Como el agua estaba hervidísima le eché al mate un chorrito de agua natural primero, después agarré la pava y me cebé. Di el primer sorbo, estaba bien. Mis mates nunca fueron una maravilla, pensé, y un pensamiento llevó al otro. Lo miré entre mi mano, gris, con tantos años atravesándole, y la bombilla plateada y vieja. Me acordé de mi abuela tomando de este mismo mate. Me pareció una locura, una locura increíble, entender que ella bebió del mismo mate quién sabe cuánto tiempo y que ahora no volvería a darle uso nadie más que yo.
Se murió la vieja, dije bajo, y fue como si todo se borrase y quedara solo yo en el comedor. Yo y yo, estábamos ahí. Todo es un poema. Sonreí apenas. Casi, casi todo lo era esa tarde. Un poema nostálgico, a veces, que cambiaba de forma. Un poema o un baile lento, una canción de fondo, difusa, y el sol clavándose en las cortinas verdes.
Volví a darle un sorbo. Se me chorreaba la transpiración por la frente. Cada vez que chupaba me venía un recuerdo. La imaginé de costado con sus labios secos envolviendo la bombilla y su rostro arrugado, tenía las patas de gallo pronunciadas y una mirada de desprecio que no pude imitar. No la definiría como una persona celestial, hacerlo me estruja el estómago. Ella era (busqué con esfuerzo alguna palabra) ella era bastante funcional. Fue hecha para eso, fue criada para eso, fue moldeada para eso. Casi nunca hablaba de su madre pero cuando la mencionaba era para expresar gratitud hacia ella por cómo le enseñó de chiquita a cuidar de la casa, cómo la preparó para la vida, etcétera, y cuando lo hacía la nariz se le ponía ligeramente roja, los ojos también.

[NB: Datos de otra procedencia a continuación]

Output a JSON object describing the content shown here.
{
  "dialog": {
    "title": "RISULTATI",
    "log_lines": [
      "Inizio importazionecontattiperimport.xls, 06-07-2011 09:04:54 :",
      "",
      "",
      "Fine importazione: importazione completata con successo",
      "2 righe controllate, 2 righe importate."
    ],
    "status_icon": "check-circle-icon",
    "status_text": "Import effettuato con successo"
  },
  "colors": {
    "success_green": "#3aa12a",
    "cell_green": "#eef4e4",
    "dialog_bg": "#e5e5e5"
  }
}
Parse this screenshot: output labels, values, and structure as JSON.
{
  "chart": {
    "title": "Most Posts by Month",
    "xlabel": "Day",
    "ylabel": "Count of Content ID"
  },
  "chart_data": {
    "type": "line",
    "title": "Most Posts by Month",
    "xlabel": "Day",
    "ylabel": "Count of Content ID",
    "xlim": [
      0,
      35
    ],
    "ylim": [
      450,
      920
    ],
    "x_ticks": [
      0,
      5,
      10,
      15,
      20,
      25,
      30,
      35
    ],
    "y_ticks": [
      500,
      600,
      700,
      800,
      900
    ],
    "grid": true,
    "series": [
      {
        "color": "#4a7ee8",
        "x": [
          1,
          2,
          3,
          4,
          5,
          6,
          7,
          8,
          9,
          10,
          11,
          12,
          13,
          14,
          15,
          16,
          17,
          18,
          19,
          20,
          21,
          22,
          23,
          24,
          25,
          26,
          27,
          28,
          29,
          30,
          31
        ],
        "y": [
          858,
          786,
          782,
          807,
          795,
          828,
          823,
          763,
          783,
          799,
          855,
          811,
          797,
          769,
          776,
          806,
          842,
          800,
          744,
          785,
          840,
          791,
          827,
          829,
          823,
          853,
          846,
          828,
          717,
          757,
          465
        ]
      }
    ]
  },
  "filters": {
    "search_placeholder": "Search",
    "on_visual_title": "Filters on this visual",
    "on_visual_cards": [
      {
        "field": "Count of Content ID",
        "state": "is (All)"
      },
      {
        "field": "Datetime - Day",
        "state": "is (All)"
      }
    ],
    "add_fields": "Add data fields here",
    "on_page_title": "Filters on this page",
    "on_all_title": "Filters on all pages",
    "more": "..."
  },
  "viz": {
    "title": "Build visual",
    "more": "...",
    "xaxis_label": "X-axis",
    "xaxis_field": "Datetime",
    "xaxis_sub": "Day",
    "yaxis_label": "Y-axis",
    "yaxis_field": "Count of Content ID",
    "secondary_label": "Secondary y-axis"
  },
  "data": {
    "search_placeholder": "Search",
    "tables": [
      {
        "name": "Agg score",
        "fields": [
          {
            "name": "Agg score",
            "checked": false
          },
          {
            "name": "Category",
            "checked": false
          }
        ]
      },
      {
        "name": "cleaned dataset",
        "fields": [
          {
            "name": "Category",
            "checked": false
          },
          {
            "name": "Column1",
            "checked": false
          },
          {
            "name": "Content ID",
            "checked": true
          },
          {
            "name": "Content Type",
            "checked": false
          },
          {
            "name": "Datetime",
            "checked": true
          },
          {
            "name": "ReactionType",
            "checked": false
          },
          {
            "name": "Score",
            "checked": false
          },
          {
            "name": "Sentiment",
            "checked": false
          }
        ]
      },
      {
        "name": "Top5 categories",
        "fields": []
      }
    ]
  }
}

Hace tres años que no se habla de ella en casa, era como un tema prohibido implícitamente, intuyo que en muchas familias pasa. Cuando nos juntábamos en aquel tiempo con los primos nos poníamos a recordarla a medias, decíamos una que otra cosa que nos hiciera reír. “La vieja era una desgraciada” y nos desinflábamos a las carcajadas. Su vacío, lleno ahora de las partes suyas que tenía cada uno para aportar, nos atiernaba la carne y al final nos desfiguraba la cara, acabábamos serios, algunos inexpresivos, otros absortos en la lejanía de su presencia. Ya no está, no está, lo pensábamos pero nadie decía nada.
Yo era un pichón cuando se fue aunque no pasó mucho tiempo. Ahora entiendo que para escribirla, forzosamente tengo que hacer uso reiterativo de la palabra tiempo. Y aunque pasó mucho cada día y casi nada con los años, su nombre sigue anudándome entre las costillas y en la garganta. El nudo también es un requisito porque al dejarnos atrás repartió en la familia (y en cada uno) una cuota de culpa que era una acompañante incómoda de llevar.
No merezco usar su mate. Me dije. Como no merecí su devoción y su cuidado, tampoco su ternura áspera.
Se me nubló la vista y me alejé de la mesa. Caminé vago por el comedor de su casa, por su pasillo, por su baño y me sentí ajeno, usurpador, blasfemo. No había fotos suyas, ¿por qué no las había? Aun así, percibí su mirada por algún huequito de la pared de alguna araña, o por las ranuras de la ventana, capaz ella es el viento arenoso que viene con agosto. Su ausencia era como un poema, pensé, un poema cada vez menos triste, pero repetitivo, como la canción que le piden tanto a Rafael el de la Radio.
Apoyé mi mano en el marco de la puerta que daba hacia la calle y entrecerré mis ojos besados por la luz del día, un mareo burbujeaba hasta la garganta y allí se rebalsaba. El temblor de mis piernas no cesaba, mis pies se hundían en el suelo cuando amagaba en correr afuera. Tal vez si no le hubiese echado agua natural al mate me habría quemado la lengua y me habría quedado en la realidad en lugar de evocarla. Tal vez así este sería un poema sobre cosas cotidianas, un mate en una buena tarde veraniega, un mantel con firuletes floreados, el ruido de los críos jugando afuera bajo el vapor. O tal vez era el momento, el tiempo, de traerla a mí, y temo, temo tanto que me halle así, miserablemente solo, desocupado, sombrío en la oscuridad de su casa. Temo que me encuentre y nuestro encuentro. Temo su mirada de desdeño, sus cejas decepcionándose de mí. Su recuerdo, que me recuerda la huella de las horas y la pausa. A esta pausa le temo.